Rap star Young Thug is asking the judge overseeing his RICO case to suppress some statements he made while in custody.
In May of 2022, prosecutors claimed Young Thug is the boss of the Young Slime Life (YSL) street gang in a 65-count indictment charging 28 people with crimes rangings from murder to dealing drugs.
Chart-topping rappers Young Thug and Gunna are accused of conspiracy to violate Georgia’s RICO Act and participation in a criminal street gang.
According to Young Thug’s high-powered attorney Brian Steel, two law enforcement officers interrogated Young Thug in the Dekalb County Jail, even though he never waved his Miranda rights.
Steel says Cobb County investigator David Raissi and ATF Special Agent T. Cunningham placed Young Thug in an interrogation room without his counsel’s permission, knowledge, or consent.
“All of [Young Thug’s] statements must be suppressed from the trial in the above-referenced case, and all witnesses must be instructed not to utter the fact that [Young Thug] made any statements which were not voluntarily made, were made in violation of his Constitutional right to counsel and made in violation of Miranda warning,” Brian Steel explained.
“Additionally, no mention can be made that [Young Thug] was given the opportunity to speak with law enforcement since this is post-arrest,” Steel said.

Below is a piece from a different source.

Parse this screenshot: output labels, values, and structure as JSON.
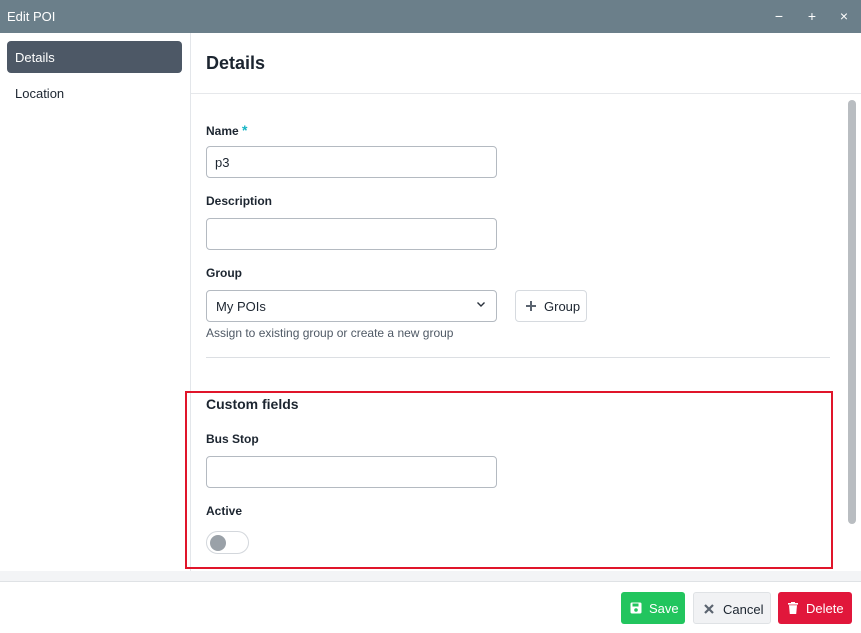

Young Thug is also asking the judge to return computers and phones seized during a July 2015 search of his house in Sandy Springs, Georgia, which resulted in felony charges against the rapper.
The cops raided Young Thug’s home after he allegedly threatened a security guard at a mall. They found an assortment of drugs and guns, but the charges were tossed after a trial court ruled the search was unconstitutional.
The devices seized in that raid were suppressed by written order in April of 2017 and were supposed to be returned to the rapper, but that never happened.
Instead, Chief Deputy District Attorney Michael Sprinkel sent the devices to a company called Cellebrite for them to be searched.
According to Steel, the prosecution had no valid search warrant to examine or extract any information from Young Thug’s devices after the April 2017 ruling.
Searching the devices in May of 2017 violated Young Thug’s “possessory interests in his lawfully obtained property that the prosecution had absolutely no legal right to possess,” Steel explained.
Young Thug’s attorney says the prosecution and law enforcement have refused to return the non-contraband property as the law requires.
“Instead, without lawful right to keep, hold, inspect, possess or examine Mr. Williams’ property, the prosecution ‘team’ continued to illegally hold Mr. Williams’ property and search these items,” Brian Steel revealed.
As a result, Steel wants Judge Ural Glanville to suppress any statements Young Thug made and any evidence from his phones, hard drives, and computers during the trial, which is slated for January 2023.